You’ve made the decision – you’re really going to set up your own business. You’ve taken advice, and it seems the best way forward for you and your team is to create a limited company. Do you need a shareholders’ agreement?
Actually, a better first question for the entrepreneur is, “Should I retain 100% ownership?” Inviting someone else to join you as a shareholder often seems like a good idea. But think carefully through the implications and don’t be sentimental. Becoming a shareholder may increase someone’s motivation to help grow the company, or bring vital investment capital. But equally, shared ownership, particularly of an owner-managed or family business, can complicate relationships, sometimes fatally.
There Is Some Protection…
If you do decide to go into business with someone else, your company’s Articles of Association will give you some automatic protection. For example anyone owning more than 50% of the shares can appoint or remove Directors, and if owning more than 75%, can make decisions like changing the company’s constitution, or winding it up. So as long as you remain a controlling shareholder (holding more than 50% of the voting shares) you will rarely need a Shareholders’ Agreement.

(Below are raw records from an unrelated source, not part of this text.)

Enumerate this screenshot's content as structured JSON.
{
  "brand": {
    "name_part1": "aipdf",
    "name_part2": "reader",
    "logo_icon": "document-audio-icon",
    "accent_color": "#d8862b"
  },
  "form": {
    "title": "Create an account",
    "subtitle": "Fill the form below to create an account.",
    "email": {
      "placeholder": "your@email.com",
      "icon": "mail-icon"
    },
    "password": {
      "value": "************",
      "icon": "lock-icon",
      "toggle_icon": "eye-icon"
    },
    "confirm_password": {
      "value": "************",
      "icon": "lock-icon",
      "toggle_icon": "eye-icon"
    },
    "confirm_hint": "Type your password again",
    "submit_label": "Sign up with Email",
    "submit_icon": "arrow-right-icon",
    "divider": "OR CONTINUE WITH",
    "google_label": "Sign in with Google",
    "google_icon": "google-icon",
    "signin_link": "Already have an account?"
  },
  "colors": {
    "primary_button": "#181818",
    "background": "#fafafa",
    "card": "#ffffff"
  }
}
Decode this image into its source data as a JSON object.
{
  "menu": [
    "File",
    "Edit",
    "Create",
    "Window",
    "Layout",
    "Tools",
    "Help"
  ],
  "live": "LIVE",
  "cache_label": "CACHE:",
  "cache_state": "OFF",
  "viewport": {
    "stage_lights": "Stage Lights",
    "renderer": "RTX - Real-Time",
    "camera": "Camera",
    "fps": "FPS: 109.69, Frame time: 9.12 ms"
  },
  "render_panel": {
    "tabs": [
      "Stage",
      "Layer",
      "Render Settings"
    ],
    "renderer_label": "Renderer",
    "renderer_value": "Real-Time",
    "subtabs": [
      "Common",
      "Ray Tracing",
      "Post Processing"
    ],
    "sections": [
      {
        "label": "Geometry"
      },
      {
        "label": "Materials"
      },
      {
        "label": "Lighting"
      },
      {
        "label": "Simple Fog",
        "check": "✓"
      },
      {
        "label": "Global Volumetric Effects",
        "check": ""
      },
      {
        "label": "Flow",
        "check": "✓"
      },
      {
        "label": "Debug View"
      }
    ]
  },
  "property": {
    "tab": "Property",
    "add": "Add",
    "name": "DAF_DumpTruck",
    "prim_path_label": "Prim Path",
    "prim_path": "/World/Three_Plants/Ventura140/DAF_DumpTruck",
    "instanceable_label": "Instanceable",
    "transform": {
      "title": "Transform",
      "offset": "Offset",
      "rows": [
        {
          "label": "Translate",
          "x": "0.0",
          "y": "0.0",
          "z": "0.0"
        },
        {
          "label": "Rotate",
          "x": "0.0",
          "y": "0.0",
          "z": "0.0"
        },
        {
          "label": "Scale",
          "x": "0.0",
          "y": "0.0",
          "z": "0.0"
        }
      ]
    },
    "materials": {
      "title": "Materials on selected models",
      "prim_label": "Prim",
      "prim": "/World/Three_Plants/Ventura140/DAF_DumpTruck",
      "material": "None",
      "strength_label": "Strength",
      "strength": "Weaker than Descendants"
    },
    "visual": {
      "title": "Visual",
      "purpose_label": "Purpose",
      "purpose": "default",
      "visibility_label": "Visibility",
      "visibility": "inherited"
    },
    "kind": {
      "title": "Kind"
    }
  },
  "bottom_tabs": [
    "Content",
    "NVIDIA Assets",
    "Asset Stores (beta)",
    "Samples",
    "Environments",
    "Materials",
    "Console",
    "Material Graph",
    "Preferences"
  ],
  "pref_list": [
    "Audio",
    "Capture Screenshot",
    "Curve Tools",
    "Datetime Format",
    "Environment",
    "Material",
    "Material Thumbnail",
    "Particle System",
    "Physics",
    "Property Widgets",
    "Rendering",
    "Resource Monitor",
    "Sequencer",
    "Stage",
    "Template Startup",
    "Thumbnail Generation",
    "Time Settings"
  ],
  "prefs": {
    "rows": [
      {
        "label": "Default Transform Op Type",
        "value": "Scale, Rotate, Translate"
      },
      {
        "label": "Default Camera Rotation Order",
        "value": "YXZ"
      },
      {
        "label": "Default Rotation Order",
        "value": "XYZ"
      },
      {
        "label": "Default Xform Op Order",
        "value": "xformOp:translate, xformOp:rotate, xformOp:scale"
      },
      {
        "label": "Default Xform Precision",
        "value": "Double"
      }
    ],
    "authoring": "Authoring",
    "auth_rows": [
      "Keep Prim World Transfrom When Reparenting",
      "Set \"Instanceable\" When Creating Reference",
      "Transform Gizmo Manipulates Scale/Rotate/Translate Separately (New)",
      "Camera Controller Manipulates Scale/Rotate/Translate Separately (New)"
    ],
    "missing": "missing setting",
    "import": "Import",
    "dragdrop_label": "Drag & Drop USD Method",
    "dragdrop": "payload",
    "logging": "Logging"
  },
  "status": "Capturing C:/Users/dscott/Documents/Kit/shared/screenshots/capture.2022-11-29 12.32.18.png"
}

What If You Have Less Than Half the Shares?
If nobody will own more than 50% of the shares in your business, you may need a Shareholders’ Agreement – and an institutional investor will almost invariably require one. This generally gives minority shareholders ‘veto’ rights: contrary to the general law, they may restrict the Board’s power to run the business.
Though this sounds fine, exercising this right may in practice be impossible without causing irreparable harm. The business may be critically dependent on the knowledge, skills and client relationships of a single Director – you’d be mad to force the Board to let them go! Make sure you understand these commercial and economic realities before worrying about legal agreements.
You can probably see by now that 50/50 ownership may be fraught with problems: there are good reasons for one shareholder to have a controlling interest. If you do decide on 50/50 ownership, you may need an agreement on how to break deadlocks in case of dispute.
What Happens If Somebody Leaves?
What happens to someone’s shares if they leave the company? Should they be allowed to keep them, or be forced to sell? And who sets the valuation? There’s no right answer, so take advice, but if the remaining Directors decide to buy back the shares it’s often fairer to get an independent valuation from an accountant.
So, Do You Need A Shareholders’ Agreement?
In the majority of straightforward cases, probably not – the standard legal protection included in your company’s paperwork will be adequate for most owner-managed businesses. Be careful however over jumping too quickly to the conclusion that ‘equal shares’ are best, and think carefully how you will resolve disputes and buy back shares if people leave.